These days we often find ourselves riding past the Tapley's Hill Road side of the airport on our way home. We like to stop and watch a few planes land and take off before continuing home.
We used to stop at the official plane spotting area near the southern end of the runway, but there really isn't a good bike path to get there, and Tapley's Hill Road is an 80km/hour zone and quite busy.
So now we ride in behind Harbour Town shopping centre, and push the bike up to the chain-link fence that marks the edge of the airport and watch from there. The runway is a bit further away, but it is a nicer experience. Also, Caleb is currently very interested in helicopters, and our spot is right next to the main helicopter part of the airport. The chain-link fence causes more trouble for photos than it does for actually looking through.
|Here is our parking spot, about 2m from air-side, and well in sight of several helicopters.|
Today we were in for a bit of a treat, as they were doing a bit of maintenance on the police and rescue helicopters, running the engines up for a few minutes each.

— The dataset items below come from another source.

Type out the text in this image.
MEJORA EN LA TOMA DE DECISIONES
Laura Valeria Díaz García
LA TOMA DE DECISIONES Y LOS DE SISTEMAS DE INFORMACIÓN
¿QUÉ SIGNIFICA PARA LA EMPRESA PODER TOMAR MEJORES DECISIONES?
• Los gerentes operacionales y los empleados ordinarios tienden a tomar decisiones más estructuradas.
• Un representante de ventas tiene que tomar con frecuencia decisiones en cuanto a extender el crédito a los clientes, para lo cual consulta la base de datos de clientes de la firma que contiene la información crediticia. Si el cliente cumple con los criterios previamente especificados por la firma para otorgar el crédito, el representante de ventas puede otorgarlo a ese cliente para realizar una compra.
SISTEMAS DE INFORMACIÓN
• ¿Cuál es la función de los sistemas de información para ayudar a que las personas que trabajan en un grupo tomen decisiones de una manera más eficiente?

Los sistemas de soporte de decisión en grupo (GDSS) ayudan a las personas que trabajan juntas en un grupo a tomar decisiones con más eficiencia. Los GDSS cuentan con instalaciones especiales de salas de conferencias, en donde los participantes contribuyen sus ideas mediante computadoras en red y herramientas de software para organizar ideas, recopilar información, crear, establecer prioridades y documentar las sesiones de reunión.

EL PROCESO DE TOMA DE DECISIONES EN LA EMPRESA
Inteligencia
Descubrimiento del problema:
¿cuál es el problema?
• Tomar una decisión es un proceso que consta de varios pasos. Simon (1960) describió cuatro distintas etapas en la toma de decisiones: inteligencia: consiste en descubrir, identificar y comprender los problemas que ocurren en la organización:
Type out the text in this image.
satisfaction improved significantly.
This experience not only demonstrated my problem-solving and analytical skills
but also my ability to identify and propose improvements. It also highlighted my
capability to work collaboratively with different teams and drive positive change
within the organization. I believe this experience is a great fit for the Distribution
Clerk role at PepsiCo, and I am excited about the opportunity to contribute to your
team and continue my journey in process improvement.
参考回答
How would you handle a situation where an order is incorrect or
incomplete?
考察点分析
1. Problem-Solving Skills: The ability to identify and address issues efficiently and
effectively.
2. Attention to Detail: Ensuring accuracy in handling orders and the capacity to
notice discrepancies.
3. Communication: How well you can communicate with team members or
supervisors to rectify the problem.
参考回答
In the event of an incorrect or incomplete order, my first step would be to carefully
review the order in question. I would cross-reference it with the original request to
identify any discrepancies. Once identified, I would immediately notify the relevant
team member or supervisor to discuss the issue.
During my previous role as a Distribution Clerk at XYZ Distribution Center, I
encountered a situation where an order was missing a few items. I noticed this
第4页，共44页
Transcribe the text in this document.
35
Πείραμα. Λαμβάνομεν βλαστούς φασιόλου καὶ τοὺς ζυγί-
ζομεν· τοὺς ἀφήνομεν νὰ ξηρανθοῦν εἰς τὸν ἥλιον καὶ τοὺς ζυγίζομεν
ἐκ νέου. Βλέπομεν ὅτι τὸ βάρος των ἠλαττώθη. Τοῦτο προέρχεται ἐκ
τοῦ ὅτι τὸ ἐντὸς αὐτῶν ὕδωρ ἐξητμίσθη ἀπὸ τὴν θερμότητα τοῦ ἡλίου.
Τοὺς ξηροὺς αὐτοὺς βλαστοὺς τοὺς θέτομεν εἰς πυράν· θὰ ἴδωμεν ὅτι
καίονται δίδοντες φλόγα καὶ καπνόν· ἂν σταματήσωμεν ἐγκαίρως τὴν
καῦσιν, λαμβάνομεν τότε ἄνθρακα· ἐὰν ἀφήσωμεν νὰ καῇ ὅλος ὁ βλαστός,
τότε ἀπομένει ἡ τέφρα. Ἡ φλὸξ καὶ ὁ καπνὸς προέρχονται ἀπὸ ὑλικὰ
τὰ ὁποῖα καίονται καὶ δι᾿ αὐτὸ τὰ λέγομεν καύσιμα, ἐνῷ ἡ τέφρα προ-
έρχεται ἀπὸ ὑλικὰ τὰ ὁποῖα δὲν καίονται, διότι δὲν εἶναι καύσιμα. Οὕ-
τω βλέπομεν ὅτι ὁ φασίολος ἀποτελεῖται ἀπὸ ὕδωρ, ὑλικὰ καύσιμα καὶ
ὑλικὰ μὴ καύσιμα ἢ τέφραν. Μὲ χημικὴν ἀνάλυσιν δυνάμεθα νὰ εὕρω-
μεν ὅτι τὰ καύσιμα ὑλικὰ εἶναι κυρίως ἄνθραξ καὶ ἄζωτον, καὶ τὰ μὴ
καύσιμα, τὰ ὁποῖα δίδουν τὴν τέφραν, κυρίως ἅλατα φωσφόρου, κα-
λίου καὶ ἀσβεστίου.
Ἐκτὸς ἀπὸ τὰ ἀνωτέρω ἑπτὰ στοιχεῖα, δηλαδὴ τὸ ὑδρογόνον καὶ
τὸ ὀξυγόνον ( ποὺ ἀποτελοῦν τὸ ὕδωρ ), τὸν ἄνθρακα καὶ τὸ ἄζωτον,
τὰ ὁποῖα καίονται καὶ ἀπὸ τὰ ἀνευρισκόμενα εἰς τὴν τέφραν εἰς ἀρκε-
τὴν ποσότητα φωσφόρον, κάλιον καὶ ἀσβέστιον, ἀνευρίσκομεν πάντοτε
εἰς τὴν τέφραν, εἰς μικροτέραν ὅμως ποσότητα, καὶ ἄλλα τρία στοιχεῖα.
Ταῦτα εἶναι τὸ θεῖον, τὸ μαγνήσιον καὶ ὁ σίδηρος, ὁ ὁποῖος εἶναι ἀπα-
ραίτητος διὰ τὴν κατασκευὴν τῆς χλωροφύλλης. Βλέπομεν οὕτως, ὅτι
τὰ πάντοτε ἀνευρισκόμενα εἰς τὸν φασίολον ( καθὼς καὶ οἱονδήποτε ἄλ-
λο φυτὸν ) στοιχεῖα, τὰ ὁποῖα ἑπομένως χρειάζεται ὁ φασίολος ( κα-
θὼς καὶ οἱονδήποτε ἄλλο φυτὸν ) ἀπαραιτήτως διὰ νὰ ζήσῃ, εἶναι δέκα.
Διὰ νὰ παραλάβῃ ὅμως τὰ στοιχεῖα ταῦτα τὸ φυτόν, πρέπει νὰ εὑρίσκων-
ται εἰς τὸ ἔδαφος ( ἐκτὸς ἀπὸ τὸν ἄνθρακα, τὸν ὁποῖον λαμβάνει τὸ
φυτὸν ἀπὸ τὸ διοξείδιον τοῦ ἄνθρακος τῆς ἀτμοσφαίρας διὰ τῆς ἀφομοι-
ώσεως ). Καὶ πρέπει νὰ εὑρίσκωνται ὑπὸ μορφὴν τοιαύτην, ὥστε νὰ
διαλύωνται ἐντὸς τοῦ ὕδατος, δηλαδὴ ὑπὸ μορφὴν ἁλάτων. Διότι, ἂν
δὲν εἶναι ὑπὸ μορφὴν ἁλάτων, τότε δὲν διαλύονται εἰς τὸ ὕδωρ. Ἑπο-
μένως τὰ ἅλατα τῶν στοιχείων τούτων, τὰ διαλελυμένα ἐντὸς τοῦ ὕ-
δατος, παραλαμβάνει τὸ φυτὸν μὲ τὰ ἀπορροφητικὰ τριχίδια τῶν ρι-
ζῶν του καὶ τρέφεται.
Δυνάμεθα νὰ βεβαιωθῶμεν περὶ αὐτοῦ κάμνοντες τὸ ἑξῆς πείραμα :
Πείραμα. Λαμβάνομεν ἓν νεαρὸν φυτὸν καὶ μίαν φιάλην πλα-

While this was happening, one of the crew came over and asked if we would like to come in and have a look once they finished doing the engine runs. No objections were to be heard from our little people.
A few minutes later, we were given a tour of the different helicopters. First, the Channel 7 TV helicopter:
Caleb was asked to "smile properly", which resulted in the following shot:
When then asked again to smile properly, and that this meant no fingers in the mouth, Caleb obliged with the following:
We then went outside and looked at the rescue helicopters. The first one was the one that does double-duty as the Police helicopter. The last time Caleb was asked if he would like to sit in an aircraft cockpit he was a little reluctant, but not this time. Isabel wasn't feeling brave enough, however.
Then it was time for a look inside the rescue helicopter that is often used for medical transport, with space in the back for a stretcher:
I did have to laugh at the "EXIT" signs over the side doors, as though one might go looking for an exit elsewhere, or that you could some how be so far from an exit that you would need help finding one. Anyway, at that point the rescue helicopter equivalent of the Octo Alert sounded, and it was time for us to exit from our unexpected and exciting visit, and pedal our way back home.